The Killeen resident said her vessel is made of music, not wood.
"It came to me in a vision," said Noriega, 49, of World of Jamming Music Plus One, or WOMJ+1, a free music appreciation program for local young adults, ages 12 and over, set to begin Saturday with an orientation session at the Killeen Community Center. The program will not only teach students with an interest in music and other arts technical skills, but also how to market themselves as artists.
Central to the program is the value of education, said Noriega, its director.
"How can you manage your millions if you can't count?" she said. "How can you read and negotiate a contract if you can't read it?"
It took Noriega, whose own son is an aspiring musician, five years and two partners to make her vision a reality. Harker Heights musician and youth educator Keith Morrow, 46, will lead the program's musical component, while members of the Central Texas College SIFE chapter, or Students in Free Enterprise, will teach life and entrepreneurial skills, such as resume building and managing a budget.
Morrow, a retired law enforcement officer whose Upward Challenge academic success program positively impacted the community from 2005 to 2008, said he is excited to instill the value of education in his students through music.
"It motivates them and gives them a sense of self-worth by utilizing their artistic talents," said Morrow, who also works as an artist developer. "They have to keep a 70 per cent in the program and in their current schools."
One of Morrow's former Upward Success students, Tre Calhoun, 17, of Copperas Cove, will be involved in WOJM+1. Though he and Morrow share a passion for music, he said there is no doubt where Morrow's priorities lie.
"He is always, 'School first, and music later,'" Tre said. "He's grounding us."
Chastity Clemons, one of SIFE's faculty advisers, said approximately 20 college students are preparing to assist with WOJM+1, and give back to the community in the process. She praised Noriega's efforts.
"I loved her vision and what she was trying to do for the youth of our community," Clemons said.
The program is entirely funded through grants and private donations, Noriega said. Staff members are volunteers.
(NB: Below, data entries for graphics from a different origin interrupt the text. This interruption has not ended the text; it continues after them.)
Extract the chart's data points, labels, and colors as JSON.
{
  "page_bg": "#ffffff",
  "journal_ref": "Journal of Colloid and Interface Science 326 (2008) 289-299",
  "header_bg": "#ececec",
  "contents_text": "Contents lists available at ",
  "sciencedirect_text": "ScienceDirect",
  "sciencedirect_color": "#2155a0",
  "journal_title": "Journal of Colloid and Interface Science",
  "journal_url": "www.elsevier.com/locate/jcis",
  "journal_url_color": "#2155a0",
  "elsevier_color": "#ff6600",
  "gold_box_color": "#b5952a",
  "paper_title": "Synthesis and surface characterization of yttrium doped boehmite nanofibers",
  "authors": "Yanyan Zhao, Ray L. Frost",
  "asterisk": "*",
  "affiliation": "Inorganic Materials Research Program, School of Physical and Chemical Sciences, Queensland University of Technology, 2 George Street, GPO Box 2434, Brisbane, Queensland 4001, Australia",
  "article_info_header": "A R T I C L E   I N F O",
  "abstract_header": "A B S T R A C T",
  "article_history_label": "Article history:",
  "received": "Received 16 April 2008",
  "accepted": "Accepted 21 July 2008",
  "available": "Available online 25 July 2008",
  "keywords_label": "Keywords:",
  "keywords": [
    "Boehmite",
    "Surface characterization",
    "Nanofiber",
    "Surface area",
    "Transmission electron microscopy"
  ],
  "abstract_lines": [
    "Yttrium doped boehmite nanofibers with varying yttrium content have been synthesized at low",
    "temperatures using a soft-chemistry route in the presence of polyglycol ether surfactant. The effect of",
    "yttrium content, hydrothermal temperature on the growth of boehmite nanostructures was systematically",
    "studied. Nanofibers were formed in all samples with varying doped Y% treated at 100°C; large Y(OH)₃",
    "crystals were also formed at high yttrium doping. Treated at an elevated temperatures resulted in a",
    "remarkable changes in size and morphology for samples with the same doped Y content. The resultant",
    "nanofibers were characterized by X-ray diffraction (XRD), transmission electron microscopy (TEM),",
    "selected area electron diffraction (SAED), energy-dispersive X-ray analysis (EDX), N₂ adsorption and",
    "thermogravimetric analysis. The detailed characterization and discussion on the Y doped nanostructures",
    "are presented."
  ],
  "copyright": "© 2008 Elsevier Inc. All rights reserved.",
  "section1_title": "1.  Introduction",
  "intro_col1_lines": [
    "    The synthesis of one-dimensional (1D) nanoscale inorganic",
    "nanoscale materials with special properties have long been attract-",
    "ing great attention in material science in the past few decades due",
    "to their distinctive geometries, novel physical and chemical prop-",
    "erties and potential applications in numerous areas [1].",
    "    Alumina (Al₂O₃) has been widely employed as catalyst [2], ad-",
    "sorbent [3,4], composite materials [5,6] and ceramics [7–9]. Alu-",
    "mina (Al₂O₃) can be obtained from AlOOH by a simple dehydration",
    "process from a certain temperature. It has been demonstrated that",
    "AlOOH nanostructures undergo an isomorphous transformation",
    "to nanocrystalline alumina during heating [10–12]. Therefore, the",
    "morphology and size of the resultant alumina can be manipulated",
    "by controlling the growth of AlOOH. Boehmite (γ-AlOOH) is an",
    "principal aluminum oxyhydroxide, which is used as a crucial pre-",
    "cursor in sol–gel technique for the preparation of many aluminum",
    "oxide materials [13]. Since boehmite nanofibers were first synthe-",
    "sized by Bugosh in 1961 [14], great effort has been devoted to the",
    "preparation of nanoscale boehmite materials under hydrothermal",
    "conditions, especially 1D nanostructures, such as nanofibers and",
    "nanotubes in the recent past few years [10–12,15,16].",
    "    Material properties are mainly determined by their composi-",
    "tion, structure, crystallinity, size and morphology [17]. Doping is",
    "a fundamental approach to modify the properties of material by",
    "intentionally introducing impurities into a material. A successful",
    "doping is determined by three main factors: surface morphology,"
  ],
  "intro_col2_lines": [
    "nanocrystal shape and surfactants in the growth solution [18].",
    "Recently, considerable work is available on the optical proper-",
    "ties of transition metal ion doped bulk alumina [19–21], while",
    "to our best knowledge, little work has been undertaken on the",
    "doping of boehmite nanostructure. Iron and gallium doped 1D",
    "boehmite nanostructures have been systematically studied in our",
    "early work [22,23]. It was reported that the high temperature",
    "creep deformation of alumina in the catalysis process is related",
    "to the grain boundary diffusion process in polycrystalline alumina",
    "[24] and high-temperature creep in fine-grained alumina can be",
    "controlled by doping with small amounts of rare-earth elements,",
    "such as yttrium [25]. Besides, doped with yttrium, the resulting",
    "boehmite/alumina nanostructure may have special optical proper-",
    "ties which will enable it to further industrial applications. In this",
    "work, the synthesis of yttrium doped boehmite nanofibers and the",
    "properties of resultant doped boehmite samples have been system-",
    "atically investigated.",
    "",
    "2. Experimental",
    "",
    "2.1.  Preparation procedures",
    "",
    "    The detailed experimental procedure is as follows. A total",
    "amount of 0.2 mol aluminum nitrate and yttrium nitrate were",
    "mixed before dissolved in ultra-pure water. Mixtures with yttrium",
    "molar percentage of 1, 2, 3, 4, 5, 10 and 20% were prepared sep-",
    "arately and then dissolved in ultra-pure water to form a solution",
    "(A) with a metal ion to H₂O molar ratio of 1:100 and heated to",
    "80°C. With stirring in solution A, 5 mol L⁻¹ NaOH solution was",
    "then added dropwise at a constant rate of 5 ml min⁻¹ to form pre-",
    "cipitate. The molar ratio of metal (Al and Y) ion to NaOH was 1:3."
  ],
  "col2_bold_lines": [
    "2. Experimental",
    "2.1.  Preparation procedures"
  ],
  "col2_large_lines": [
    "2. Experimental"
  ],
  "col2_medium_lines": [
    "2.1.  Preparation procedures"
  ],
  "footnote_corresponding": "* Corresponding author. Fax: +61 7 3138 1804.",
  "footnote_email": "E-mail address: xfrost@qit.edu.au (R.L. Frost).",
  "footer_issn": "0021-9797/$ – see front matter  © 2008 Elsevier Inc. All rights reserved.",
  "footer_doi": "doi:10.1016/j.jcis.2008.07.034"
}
Program classes will be held at two locations, the Kouma Community Center at Fort Hood and the Killeen Community Center. Students will be divided into two groups, ages 12 to 17, and 18 and older, to address different needs. The first phase of the program will run for eight weeks, while second and third phases are planned for committed students, who may eventually make and distribute their own demo tapes.
This, however, is only the first step in Noriega's and Morrow's plans. Eventually, they said, they would like to open a full-time arts school in the community.
"It's about keeping them on the right track," Noriega said. "It's about your pride."